One night, inevitably, there was a big row. I wasn’t there at the time, so during the subsequent peace talks, I had to reassemble events from evidence. It was an entirely verbal row, I gathered, and management conceded there had been fault on both sides. Even so, rules had been infringed and the YMCA had banned two of our Portuguese friends from further use of the facilities. The rest of us were welcome to return, they said.
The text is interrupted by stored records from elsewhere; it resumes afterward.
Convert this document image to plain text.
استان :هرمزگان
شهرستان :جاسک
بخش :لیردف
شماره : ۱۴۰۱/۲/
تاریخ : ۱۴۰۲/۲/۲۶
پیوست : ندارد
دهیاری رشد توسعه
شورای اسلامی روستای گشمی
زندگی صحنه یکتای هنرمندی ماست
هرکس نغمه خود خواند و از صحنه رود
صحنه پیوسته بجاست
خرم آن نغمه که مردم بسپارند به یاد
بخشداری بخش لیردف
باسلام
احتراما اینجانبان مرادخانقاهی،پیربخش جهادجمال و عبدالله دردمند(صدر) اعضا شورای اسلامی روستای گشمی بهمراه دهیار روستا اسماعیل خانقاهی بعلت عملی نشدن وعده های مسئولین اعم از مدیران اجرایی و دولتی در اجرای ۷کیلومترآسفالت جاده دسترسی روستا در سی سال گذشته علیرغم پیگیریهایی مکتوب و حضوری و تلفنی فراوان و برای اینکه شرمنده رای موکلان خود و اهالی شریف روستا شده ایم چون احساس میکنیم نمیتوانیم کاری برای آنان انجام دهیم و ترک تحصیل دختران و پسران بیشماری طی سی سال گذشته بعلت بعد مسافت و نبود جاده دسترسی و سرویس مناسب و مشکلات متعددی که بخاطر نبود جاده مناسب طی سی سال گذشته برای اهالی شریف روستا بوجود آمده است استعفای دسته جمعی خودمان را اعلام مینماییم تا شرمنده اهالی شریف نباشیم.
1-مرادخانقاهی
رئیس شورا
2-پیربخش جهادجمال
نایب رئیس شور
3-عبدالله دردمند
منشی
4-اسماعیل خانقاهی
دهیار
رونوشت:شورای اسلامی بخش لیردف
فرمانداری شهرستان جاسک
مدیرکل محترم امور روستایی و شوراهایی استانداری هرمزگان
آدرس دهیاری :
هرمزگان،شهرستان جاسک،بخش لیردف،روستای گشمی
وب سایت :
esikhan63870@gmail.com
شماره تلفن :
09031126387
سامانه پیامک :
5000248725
This was a dilemma. Our game was so old it could have qualified for protection under heritage legislation. But we were satisfied that, whatever Lisbon street slang our banned colleagues had used during the row, there was provocation. The latin honour code bound us together. So in a spirit of " um por todos e todos por um", as we say in Portugal, we took our game into exile, across the city to Ringsend, where it continues (in my absence of late; I recently joined middle age on a loan deal which looks like becoming permanent).

As luck would have it, tonight’s final is almost as meaningless to our Lisbon friends as it is to the rest of Dublin. They’re all Benfica fans. So you can imagine their excitement when the great club was one of three Portuguese teams to reach the semi-finals. Not only might they see their heroes win a European title for the first time since the days of Eusebio, it would happen in their new home city, in a stadium under whose shadow they now play.

With unrestrained enthusiasm, they bought their tickets even before the semi-final. They also booked a tour of the Aviva stadium, wearing Benfica shirts, so they could take pictures with a banner saying " reservado" (reserved) above the club colours.

These were duly published in Portugal, to the outrage of fans from Braga, their last-four opponents.

Then the unthinkable happened and Braga won. The lads have since offloaded their tickets in disgust, making a point not to sell them to Braga-ites, or to the even more hated fans of Porto. I suspect they won't so much as watch tonight's game on television now. And if they do, they won't care enough to curse the players or match officials, or anything other than fate, for being a filho de puta.